In White Man Sleeps, made in 1988, Kevin Volans's music, played live, blends harpsichords, viola da gamba and percussion in atmospheric textures. It's hard to tell where David Buckland's set ends and Peter Mumford's lighting begins. Buckland dresses the dancers in body tights, grey with broad bands of blue - were they knitted, or is it just that the piece has a homespun air?

Davies starts with several motifs. The dancers wind their arms around their heads, then tilt sideways, palms pressed together. There are low lifts; the women spring to meet their partners, caught just off the ground. The dancing here is exceptionally even, movements floated rather than bounced. The whole company dances with fluent ease and conviction.

On the first night, Davies was watching them from standing room. Dance Umbrella runs the Jerwood Proms, the stalls opened up. The "prommers" should just have been able to see Adrian Plaut's striking lighting for Bird song.

This 2004 piece was made to be performed in the round; it doesn't project so well from a conventional stage. Plaut divides the stage with spots and lines of light. Dancers wait in quadrants, follow shadows across the floor. Some lie down and swing their arms.

Henry Montes dances a long solo to the call of the Australian pied butcher bird. Twitches run through his torso, as if he were being startled over and over again.
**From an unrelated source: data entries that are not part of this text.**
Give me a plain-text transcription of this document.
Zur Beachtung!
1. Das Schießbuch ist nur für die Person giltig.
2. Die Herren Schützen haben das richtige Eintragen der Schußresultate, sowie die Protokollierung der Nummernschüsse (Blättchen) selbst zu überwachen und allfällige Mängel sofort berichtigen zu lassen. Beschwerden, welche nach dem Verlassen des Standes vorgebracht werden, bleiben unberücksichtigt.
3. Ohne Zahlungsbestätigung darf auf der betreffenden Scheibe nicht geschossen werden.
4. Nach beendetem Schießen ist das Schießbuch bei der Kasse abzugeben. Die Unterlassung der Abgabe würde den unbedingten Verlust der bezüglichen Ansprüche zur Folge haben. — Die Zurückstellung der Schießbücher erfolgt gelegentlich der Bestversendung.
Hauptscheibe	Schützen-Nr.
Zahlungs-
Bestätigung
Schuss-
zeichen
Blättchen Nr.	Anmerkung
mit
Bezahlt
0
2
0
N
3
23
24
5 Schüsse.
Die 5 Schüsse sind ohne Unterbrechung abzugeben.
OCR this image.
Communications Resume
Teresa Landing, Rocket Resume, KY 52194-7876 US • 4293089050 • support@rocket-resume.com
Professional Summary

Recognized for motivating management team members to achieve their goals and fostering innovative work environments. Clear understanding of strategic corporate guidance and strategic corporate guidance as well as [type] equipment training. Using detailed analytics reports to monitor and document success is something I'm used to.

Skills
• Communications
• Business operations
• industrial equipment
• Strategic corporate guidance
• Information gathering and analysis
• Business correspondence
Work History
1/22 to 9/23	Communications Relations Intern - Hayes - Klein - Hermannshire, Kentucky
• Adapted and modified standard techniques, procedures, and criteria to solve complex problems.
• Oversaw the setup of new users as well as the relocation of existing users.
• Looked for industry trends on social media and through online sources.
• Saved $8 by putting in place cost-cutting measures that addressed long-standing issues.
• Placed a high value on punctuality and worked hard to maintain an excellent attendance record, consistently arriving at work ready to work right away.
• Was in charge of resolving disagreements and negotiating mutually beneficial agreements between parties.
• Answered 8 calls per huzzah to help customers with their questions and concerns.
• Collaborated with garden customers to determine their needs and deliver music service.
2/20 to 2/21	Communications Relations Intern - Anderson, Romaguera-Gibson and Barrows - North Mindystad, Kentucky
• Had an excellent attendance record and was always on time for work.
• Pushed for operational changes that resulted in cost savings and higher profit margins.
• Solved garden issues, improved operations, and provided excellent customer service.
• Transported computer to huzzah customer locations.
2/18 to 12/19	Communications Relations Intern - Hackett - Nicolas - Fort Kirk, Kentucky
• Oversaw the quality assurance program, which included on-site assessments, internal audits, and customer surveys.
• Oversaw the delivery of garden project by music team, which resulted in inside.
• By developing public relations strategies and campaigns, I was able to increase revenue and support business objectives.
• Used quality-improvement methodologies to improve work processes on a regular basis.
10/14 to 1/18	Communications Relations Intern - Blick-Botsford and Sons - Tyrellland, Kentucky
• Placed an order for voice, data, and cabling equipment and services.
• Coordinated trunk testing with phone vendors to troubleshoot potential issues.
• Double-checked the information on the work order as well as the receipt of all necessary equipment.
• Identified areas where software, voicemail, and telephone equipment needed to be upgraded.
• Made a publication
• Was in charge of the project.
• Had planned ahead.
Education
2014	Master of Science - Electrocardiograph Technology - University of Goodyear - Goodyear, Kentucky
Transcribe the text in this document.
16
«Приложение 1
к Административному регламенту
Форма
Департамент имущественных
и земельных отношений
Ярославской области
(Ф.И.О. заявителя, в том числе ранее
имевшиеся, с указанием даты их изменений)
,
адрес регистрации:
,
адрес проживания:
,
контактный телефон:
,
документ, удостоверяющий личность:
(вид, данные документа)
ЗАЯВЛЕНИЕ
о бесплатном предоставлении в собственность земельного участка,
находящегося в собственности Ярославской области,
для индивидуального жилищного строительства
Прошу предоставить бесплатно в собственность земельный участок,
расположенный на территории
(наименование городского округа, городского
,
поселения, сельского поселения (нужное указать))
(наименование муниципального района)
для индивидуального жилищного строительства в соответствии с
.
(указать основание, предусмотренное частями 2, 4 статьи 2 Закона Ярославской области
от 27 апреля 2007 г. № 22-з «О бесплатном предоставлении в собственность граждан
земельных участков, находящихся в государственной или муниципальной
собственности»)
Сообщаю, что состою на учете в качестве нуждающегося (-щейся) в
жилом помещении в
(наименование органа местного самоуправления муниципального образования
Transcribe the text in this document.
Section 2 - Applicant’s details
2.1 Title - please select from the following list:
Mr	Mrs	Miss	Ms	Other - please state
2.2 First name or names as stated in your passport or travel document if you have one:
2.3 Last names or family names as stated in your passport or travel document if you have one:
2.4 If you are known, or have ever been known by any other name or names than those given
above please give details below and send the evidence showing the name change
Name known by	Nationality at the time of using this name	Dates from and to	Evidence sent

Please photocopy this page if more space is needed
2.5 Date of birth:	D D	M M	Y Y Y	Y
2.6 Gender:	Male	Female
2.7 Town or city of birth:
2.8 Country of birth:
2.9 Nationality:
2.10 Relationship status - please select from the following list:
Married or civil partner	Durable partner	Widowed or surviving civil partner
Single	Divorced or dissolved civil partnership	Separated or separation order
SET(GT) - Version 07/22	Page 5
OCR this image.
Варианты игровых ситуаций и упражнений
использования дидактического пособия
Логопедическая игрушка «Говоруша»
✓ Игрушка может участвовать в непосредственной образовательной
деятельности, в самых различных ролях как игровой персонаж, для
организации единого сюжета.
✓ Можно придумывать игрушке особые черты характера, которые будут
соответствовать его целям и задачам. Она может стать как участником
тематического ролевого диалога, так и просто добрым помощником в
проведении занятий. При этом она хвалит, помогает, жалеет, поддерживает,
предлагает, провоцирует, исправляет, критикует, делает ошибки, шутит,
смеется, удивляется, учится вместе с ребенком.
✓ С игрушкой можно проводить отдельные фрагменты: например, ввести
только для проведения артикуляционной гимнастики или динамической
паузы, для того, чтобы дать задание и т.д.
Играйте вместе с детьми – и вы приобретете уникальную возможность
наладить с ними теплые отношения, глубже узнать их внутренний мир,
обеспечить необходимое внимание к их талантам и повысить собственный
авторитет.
Bird song is long - 45 minutes - and often meagre in style. Montes apart, the dancers are at their most detached. Davies keeps asking them to bend sideways before shaking their hips or shoulders. Those wiggles aren't strutting or sexy; Davies's footwork is generally limited, and that wiggle doesn't affect it. The swung hips seem to mean, "I am a modern dancer and this is what we do." It's bread-and-water minimalism, deliberately bloodless.